3.3. Differentiation of olive varieties based on their
CGE protein profiles
Clear differences among the protein profiles were observed
when comparing the electropherograms obtained for the analyzed olive samples. For a better understanding of these differences, multivariate classification methodologies were applied to
the area percentages obtained from protein profiles. Cluster
analysis did not result in a suitable classification according to
their geographical origin. Therefore, a supervised multivariate
method such as discriminant analysis was chosen to construct
linear discriminant functions to classify olives according to their
geographical origin. For that purpose, the area percentages of the selected seven peaks in the twenty olive varieties studied was
used. The classification factor used was the geographical origin of
every olive sample, using the following four denominations
‘‘North east’’, ‘‘South east’’, ‘‘South west’’, and ‘‘Other countries’’
for those olive varieties with a geographical origin different from
Spain (see Table 1 ). At this point, it is necessary to point out that
olive cultivars from different geographic origins often show
significant variability in their genetic and phenotypic traits. In
this work, the olive varieties were grown under the same
pedoclimatic conditions, avoiding the possible influence of these
conditions on their classification. Fig. 3 shows the distribution of
olive varieties in the plane defined by the two first discriminating
functions comprising the mathematical model. A clear classification according to the geographical origin was achieved demonstrating
that the variety origin could be a suitable classification factor [21].

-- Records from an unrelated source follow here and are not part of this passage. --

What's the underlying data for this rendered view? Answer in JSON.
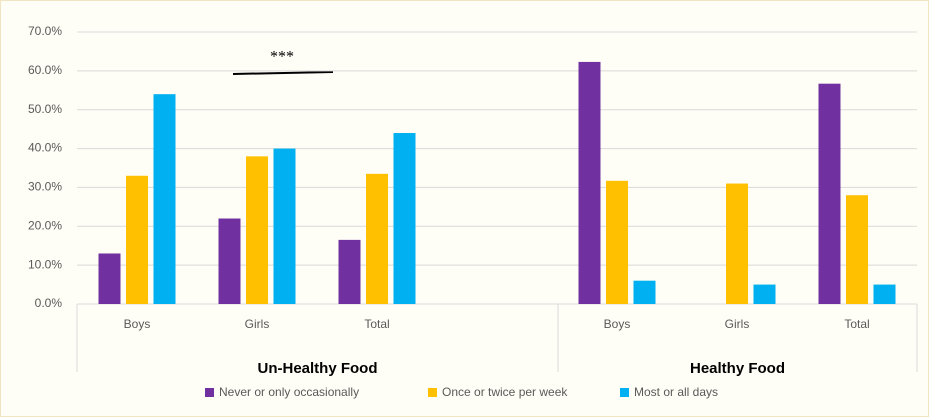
{
  "chart_data": {
    "type": "bar",
    "categories": [
      "Boys",
      "Girls",
      "Total",
      null,
      "Boys",
      "Girls",
      "Total"
    ],
    "group_labels": [
      "Un-Healthy Food",
      "Healthy Food"
    ],
    "series": [
      {
        "name": "Never or only occasionally",
        "color": "#7030a0",
        "values": [
          13,
          22,
          16.5,
          null,
          62.3,
          null,
          56.7
        ]
      },
      {
        "name": "Once or twice per week",
        "color": "#ffc000",
        "values": [
          33,
          38,
          33.5,
          null,
          31.7,
          31,
          28
        ]
      },
      {
        "name": "Most or all days",
        "color": "#00b0f0",
        "values": [
          54,
          40,
          44,
          null,
          6,
          5,
          5
        ]
      }
    ],
    "annotation": "***",
    "ylim": [
      0,
      70
    ],
    "yticks": [
      {
        "value": 0,
        "label": "0.0%"
      },
      {
        "value": 10,
        "label": "10.0%"
      },
      {
        "value": 20,
        "label": "20.0%"
      },
      {
        "value": 30,
        "label": "30.0%"
      },
      {
        "value": 40,
        "label": "40.0%"
      },
      {
        "value": 50,
        "label": "50.0%"
      },
      {
        "value": 60,
        "label": "60.0%"
      },
      {
        "value": 70,
        "label": "70.0%"
      }
    ],
    "grid": true,
    "legend": "bottom"
  }
}
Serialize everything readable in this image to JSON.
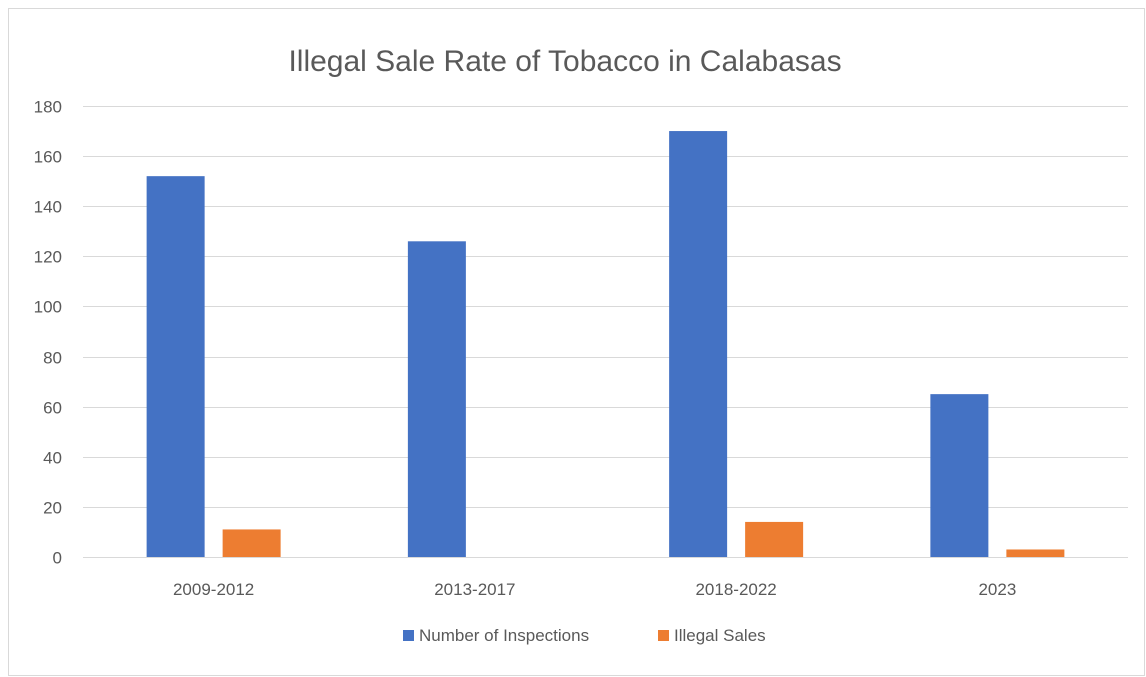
{
  "chart_data": {
    "type": "bar",
    "title": "Illegal Sale Rate of Tobacco in Calabasas",
    "xlabel": "",
    "ylabel": "",
    "categories": [
      "2009-2012",
      "2013-2017",
      "2018-2022",
      "2023"
    ],
    "series": [
      {
        "name": "Number of Inspections",
        "color": "#4472c4",
        "values": [
          152,
          126,
          170,
          65
        ]
      },
      {
        "name": "Illegal Sales",
        "color": "#ed7d31",
        "values": [
          11,
          0,
          14,
          3
        ]
      }
    ],
    "ylim": [
      0,
      180
    ],
    "yticks": [
      0,
      20,
      40,
      60,
      80,
      100,
      120,
      140,
      160,
      180
    ],
    "grid": true,
    "legend": "bottom"
  }
}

Indeed, four different groups were observed and two discriminating
functions with P-values lower than 0.05 were statistically significant
at the 95% confidence level. The model enabled the correct classification of 16 of the 20 olive samples (80% of prediction capability).
For the evaluation of this model, a cross-validation procedure was
performed by the treatment of n-1 out of n observations as training
dataset to determine the discrimination rule and to classify the
observation left out observing a 78.5% of correct classification.